On versing Shaquille O'Neal in the 2004 NBA Finals:
"Did I think I was better than Shaq? No," Wallace says when asked how he guarded the much larger Shaquille O'Neal during that series. "But that doesn't mean I was going to roll over for him. He was going to have to earn his stripes. I just wanted to compete."
On his trouble with the law, including several DUIs:
"I felt like I disappointed the people around me," Wallace says. "Being there, it really hits you that your freedom, the ability to do things like get up and get water from the kitchen because you're thirsty, can be taken away from you."
"Where I came from, if you had told me that by the time I was 40 the worst thing people would be able to say about me is that I spent one night in jail, I'd say I'm still winning," Wallace says. "I'm proud of what I've done. My life could have gone in a lot of different directions. But looking back, I feel like when it was time to make those big decisions, I made the right ones."
Weitzman's piece also touches on Wallace's retirement activities, spending time between the basketball courts he helped build to racing his custom-made RC cars. The four-time All Star and Defensive Player of the Year played seventeen seasons in the NBA after going undrafted in 1996, his journey to becoming one of the main cogs in the 2004 Pistons Championship squad was a windy one. Wallace latched on to the Bullets after the draft, and was expected to train with the team's guards, a notion many now would laugh at considering he went on to average 5.7 points per game for his career on a shooting slash of .474/.137/.414. He was eventually traded to the Magic, and then the Pistons, where he unlocked the tremendous defensive potential that made him one of, if not the, best defensive player in the NBA during his time.

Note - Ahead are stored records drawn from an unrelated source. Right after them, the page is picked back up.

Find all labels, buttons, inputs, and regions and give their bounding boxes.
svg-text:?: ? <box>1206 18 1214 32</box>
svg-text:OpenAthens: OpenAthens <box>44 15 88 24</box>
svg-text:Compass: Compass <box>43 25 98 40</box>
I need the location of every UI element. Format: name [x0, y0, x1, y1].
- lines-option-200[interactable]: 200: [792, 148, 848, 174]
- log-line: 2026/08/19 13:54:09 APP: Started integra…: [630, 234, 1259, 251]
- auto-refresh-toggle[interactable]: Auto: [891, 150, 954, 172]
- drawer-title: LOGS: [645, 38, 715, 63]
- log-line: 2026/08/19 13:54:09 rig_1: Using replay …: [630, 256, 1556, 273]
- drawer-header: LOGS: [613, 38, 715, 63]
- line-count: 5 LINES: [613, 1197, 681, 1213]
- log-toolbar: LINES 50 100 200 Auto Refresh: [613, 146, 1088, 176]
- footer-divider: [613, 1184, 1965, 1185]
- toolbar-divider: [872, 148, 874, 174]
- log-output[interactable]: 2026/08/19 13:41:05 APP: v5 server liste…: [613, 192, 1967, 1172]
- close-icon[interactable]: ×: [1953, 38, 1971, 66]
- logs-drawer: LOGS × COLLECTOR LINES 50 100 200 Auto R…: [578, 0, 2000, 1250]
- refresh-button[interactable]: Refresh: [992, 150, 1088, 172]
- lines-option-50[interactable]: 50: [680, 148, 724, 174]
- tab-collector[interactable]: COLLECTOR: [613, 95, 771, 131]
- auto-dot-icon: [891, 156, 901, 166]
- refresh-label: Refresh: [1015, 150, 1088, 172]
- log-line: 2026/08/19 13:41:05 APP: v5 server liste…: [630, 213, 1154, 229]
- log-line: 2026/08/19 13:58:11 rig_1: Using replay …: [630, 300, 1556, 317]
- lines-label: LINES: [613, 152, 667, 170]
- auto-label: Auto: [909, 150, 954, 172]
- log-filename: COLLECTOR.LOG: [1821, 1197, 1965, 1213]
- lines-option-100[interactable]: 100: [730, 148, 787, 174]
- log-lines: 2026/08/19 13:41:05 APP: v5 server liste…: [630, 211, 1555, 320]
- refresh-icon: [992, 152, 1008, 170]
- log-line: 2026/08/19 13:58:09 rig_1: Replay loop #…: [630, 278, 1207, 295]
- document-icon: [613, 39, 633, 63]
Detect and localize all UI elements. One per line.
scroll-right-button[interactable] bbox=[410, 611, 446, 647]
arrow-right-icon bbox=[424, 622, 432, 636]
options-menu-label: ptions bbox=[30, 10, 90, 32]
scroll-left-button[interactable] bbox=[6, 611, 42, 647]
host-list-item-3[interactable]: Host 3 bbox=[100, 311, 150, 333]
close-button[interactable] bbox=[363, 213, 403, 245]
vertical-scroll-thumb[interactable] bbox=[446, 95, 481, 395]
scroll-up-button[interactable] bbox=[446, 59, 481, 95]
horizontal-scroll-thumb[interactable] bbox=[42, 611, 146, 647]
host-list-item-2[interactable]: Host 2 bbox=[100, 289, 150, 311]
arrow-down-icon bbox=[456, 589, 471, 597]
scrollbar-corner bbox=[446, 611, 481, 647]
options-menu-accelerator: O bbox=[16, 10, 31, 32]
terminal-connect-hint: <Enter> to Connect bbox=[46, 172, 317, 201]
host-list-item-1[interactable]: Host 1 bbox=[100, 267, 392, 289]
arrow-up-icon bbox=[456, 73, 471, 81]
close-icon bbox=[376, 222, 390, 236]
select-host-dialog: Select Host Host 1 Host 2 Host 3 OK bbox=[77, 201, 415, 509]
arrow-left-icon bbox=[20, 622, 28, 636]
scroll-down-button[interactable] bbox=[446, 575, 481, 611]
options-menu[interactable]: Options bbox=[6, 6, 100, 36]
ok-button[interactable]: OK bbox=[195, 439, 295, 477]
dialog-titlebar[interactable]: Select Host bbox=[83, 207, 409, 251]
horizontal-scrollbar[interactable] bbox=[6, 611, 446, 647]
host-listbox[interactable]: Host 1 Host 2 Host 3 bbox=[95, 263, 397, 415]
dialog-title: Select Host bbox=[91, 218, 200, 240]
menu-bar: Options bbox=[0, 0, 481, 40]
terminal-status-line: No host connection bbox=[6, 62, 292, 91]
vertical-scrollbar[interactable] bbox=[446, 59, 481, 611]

Detroit's 2016 team will boast intriguing mix of youth and talent
24.6. That is the average age of the Pistons starting lineup according to Vince Ellis of The Detroit Free Press. The team currently has only five players over the age of thirty on its' roster, two of which are fighting for roster spots (Cartier Martin & Danny Granger), and only one who is expected to see consistent minutes (Anthony Tolliver). The remaining two are veteran insurance policies at positions of depth -- Steve Blake at point guard and Joel Anthony at center.
There are two 21 year-olds in the starting lineup, Andre Drummond and Kentavious Caldwell-Pope, a 19 year-old who is expected to log heavy minutes (Stanley Johnson), and a trio of 22 year-olds trying to carve themselves a role on Stan Van Gundy's team (Spencer Dinwiddie, Darrun Hilliard & Adonis Thomas). The Pistons' head coach is a bit weary of the team's youth, but sees in it a large amount of promise, per the Free Press:
"I think, in a perfect world, we'd sprinkle in a couple more veterans to where we are," Van Gundy said recently. "It's a really, really young team, but I think the things that we've wanted to add, in terms of toughness, defense, shooting ... I think we've been able to improve in all of those areas," Van Gundy said. "I do feel good about what we've got. We can play with more energy. We can play with more quickness defensively. I think we've got more versatility going into next year. So yeah, I'm happy."
The Pistons will field one of the youngest starting fives in the League, but also one with enough potential to propel it to the top half of the Eastern Conference... Could this be the year Motown makes its first playoff appearance since 2009? Almost certainly, but could they manage to get through to the second round? Lets see how the team's young core unlocks its' potential when they take the floor together in October.